Kyle Kingsbury

Elle: Finding Isolation Violations in Real-World Databases
Kyle Kingsbury, Jepsen

Talk Abstract

Distributed databases are supposed to manipulate data safely, ensuring properties like serializability even when nodes or networks fail. Unfortunately, they often don’t. We found consistency violations in 26 systems over the last eight years, ranging from stale reads to catastrophic data loss.

We review the Jepsen testing library [1], which combines automated deployment, fault injection, and property-based testing techniques to uncover safety violations and performance characteristics in a broad range of distributed systems.

We then present Elle [2], a new library for analyzing Jepsen histories and finding consistency violations in linear time. We build on Adya’s formalism [3] of transactional anomalies as cycles in a dependency graph. Unfortunately these graphs are invisible to clients. However, by carefully choosing the datatypes and operations we submit to a database, we can generate histories whose client-observable structure constrains the dependency graph of every Adya history the database could have executed.

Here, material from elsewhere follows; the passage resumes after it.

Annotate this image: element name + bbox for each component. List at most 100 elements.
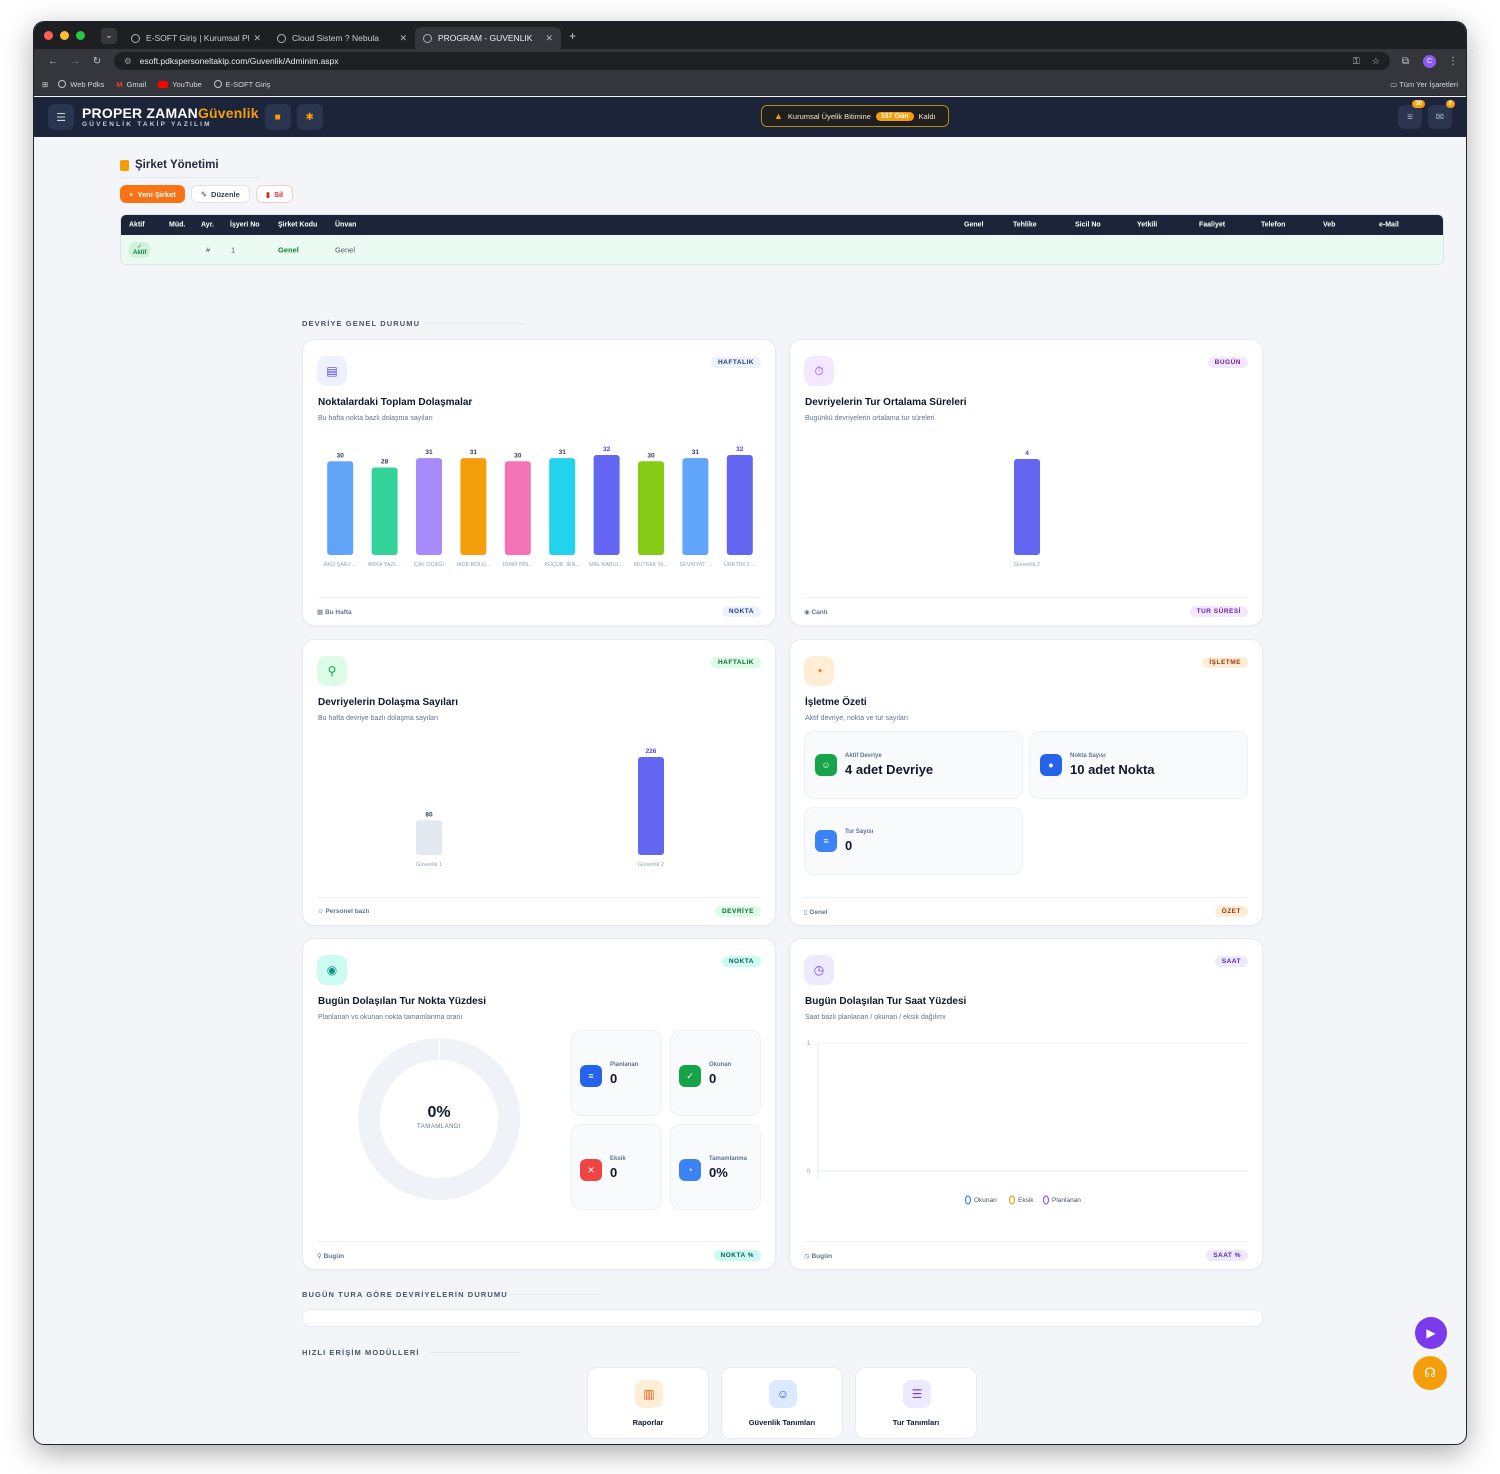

Elle can identify every anomaly in the Adya formalism (except for predicates) in linear time, allowing us to validate a broad range of isolation properties up to strict serializability. It automatically finds minimal counterexamples, helping an engineer see exactly which transactions were incompatible with (e.g.) snapshot isolation. It is sound, but since some information may be missing from observed histories, not complete. We use Jepsen and Elle to find consistency errors in a broad variety of datastores, including PostgreSQL, Dgraph, and Redis-Raft.

Keywords
Distributed systems; transactions; consistency; testing

References
[1] Kingsbury, K., et al., Jepsen, https://jepsen.io.
[2] Alvaro, P. and Kingsbury, K., Elle, https://github.com/jepsen-io/elle.
[3] Adya, A., Weak Consistency: A Generalized Theory and Optimistic Implementations for Distributed Transactions, MIT, 1999.

Speaker Biography

Kyle Kingsbury has worked as a network engineer, sysadmin, and software engineer at a variety of software startups since 2004.

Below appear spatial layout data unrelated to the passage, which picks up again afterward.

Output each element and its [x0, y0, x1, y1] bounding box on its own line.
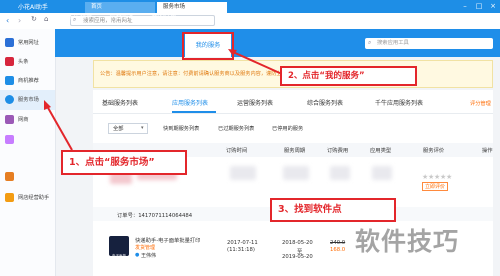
annotation-step1: 1、点击“服务市场” [61, 150, 187, 175]
arrow-step1 [46, 105, 73, 151]
annotation-step3: 3、找到软件点 [270, 198, 396, 222]
arrow-head [44, 100, 51, 110]
arrow-step2 [232, 51, 283, 75]
annotation-step2: 2、点击“我的服务” [280, 66, 417, 86]
watermark: 软件技巧 [355, 227, 460, 256]
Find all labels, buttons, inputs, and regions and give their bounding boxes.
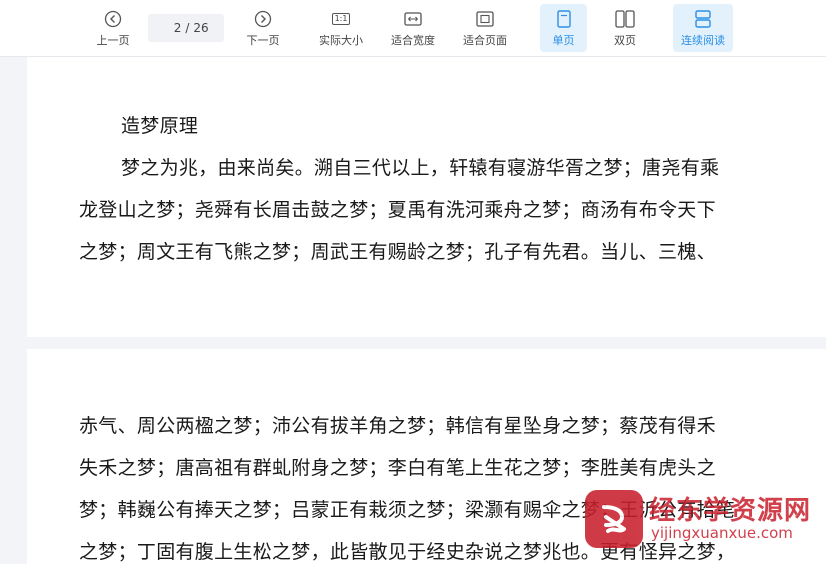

He is the primary author of the Riemann monitoring system, and the Clojure From the Ground Up introduction to programming, as well as a slew of open-source libraries. Since 2013, Kingsbury has focused on testing and teaching distributed systems, including work on the Jepsen test library, the Knossos, Gretchen, and Elle safety checkers, and the Maelstrom workbench for learning and prototyping distributed algorithms.